NIESR Wage Tracker - September 2021 - Labour market recovery on track as furlough ends

Publication date: 14 Sep 2021 | Publication type: NIESR Wage Tracker | NIESR Author(s): Lenoel, C

 

Figure 1 - The U-shaped recovery in the labour market (source: ONS, HMRC)

Main points

  • ​The labour market shows signs of a U-shaped recovery, with the number of payrolled employees returning in August to its pre-pandemic (February 2020) level of 29.1 million.
  • Employment growth is fastest in London, which is catching up to the rest of the UK after being particularly hurt by the pandemic.
  • The unemployment rate declined to 4.6 per cent and vacancies reached a record 1 million.
  • Because of difficulties to fill in jobs, starting salaries are increasing fast, but the end of the furlough scheme should ease the pressure on salaries.
  • The relaxation of self-isolation rules puts an end to the ‘pingdemic’.
  • The growth in average weekly earnings including bonuses (AWE) in Great Britain decreased slightly in the three months to July to 8.3 per cent compared to a year ago, down from 8.7 per cent in the three months to June.
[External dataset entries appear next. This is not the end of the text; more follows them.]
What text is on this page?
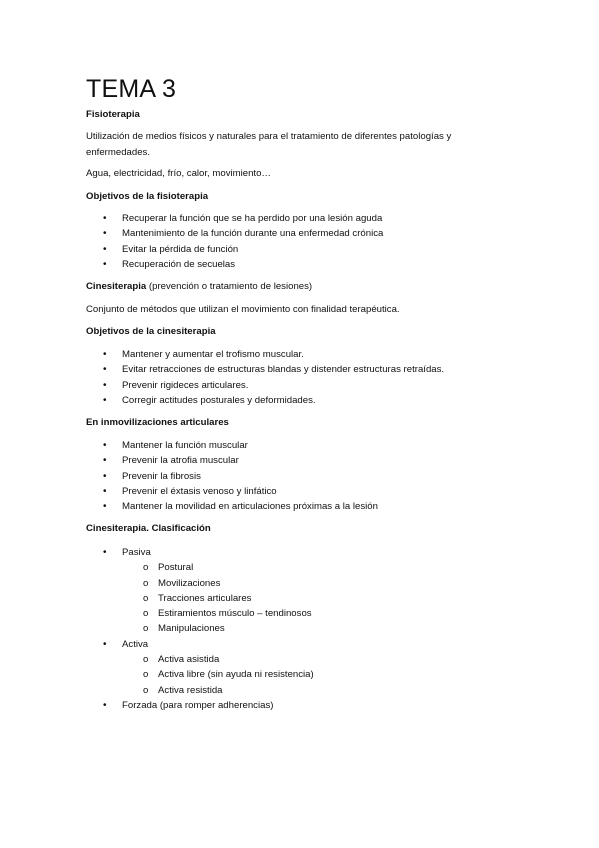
TEMA 3

Fisioterapia

Utilización de medios físicos y naturales para el tratamiento de diferentes patologías y enfermedades.

Agua, electricidad, frío, calor, movimiento…

Objetivos de la fisioterapia

• Recuperar la función que se ha perdido por una lesión aguda
• Mantenimiento de la función durante una enfermedad crónica
• Evitar la pérdida de función
• Recuperación de secuelas

Cinesiterapia (prevención o tratamiento de lesiones)

Conjunto de métodos que utilizan el movimiento con finalidad terapéutica.

Objetivos de la cinesiterapia

• Mantener y aumentar el trofismo muscular.
• Evitar retracciones de estructuras blandas y distender estructuras retraídas.
• Prevenir rigideces articulares.
• Corregir actitudes posturales y deformidades.

En inmovilizaciones articulares

• Mantener la función muscular
• Prevenir la atrofia muscular
• Prevenir la fibrosis
• Prevenir el éxtasis venoso y linfático
• Mantener la movilidad en articulaciones próximas a la lesión

Cinesiterapia. Clasificación

• Pasiva
o Postural
o Movilizaciones
o Tracciones articulares
o Estiramientos músculo – tendinosos
o Manipulaciones
• Activa
o Activa asistida
o Activa libre (sin ayuda ni resistencia)
o Activa resistida
• Forzada (para romper adherencias)
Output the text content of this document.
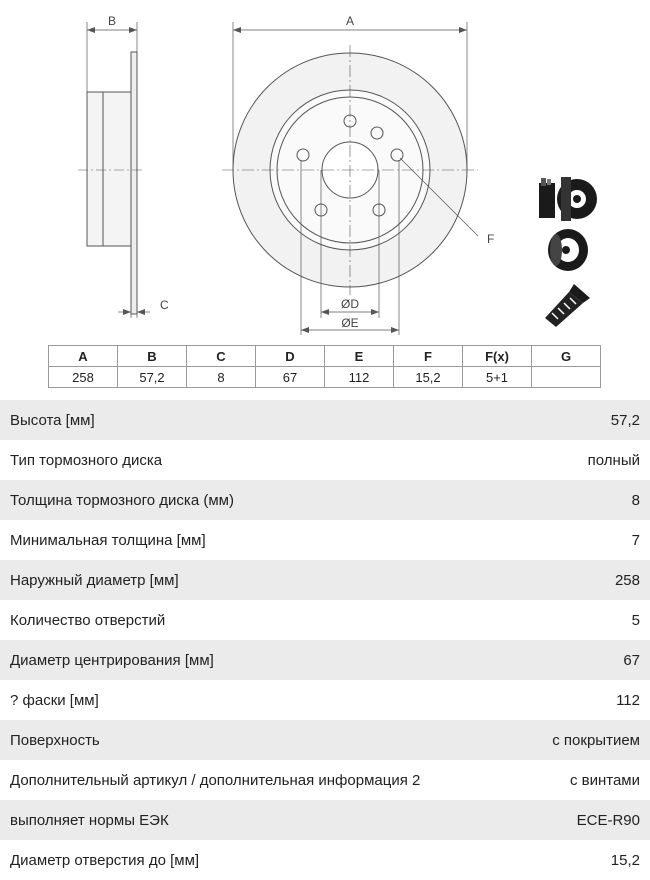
B	A
C	ØD
ØE
F
A	B	C	D	E	F	F(x)	G
258	57,2	8	67	112	15,2	5+1	
Высота [мм]	57,2
Тип тормозного диска	полный
Толщина тормозного диска (мм)	8
Минимальная толщина [мм]	7
Наружный диаметр [мм]	258
Количество отверстий	5
Диаметр центрирования [мм]	67
? фаски [мм]	112
Поверхность	с покрытием
Дополнительный артикул / дополнительная информация 2	с винтами
выполняет нормы ЕЭК	ECE-R90
Диаметр отверстия до [мм]	15,2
This is in line with what we had forecasted.
  • Excluding base effects, the growth in average weekly earnings was unchanged at 4.1 per cent in the three months to July, compared to the three months to June.
  • Annual growth for average weekly earnings should ease from 8.7 per cent in the second quarter to 5.6 per cent in the third quarter as the base effect dissipates.

“The fact that the furlough scheme ends September, after several months of robust employment growth, provides hope that nearly all of the furloughed workers will be able to return to active employment. Underlying wage growth excluding base effect is around 4 per cent. But the combination of a skills mismatch and the end of the furlough scheme is creating unusual uncertainty about the future path of wages. With consumer price inflation rising and expected to reach also 4 per cent at the beginning of next year, there is a risk that price inflation feeds into wage inflation.”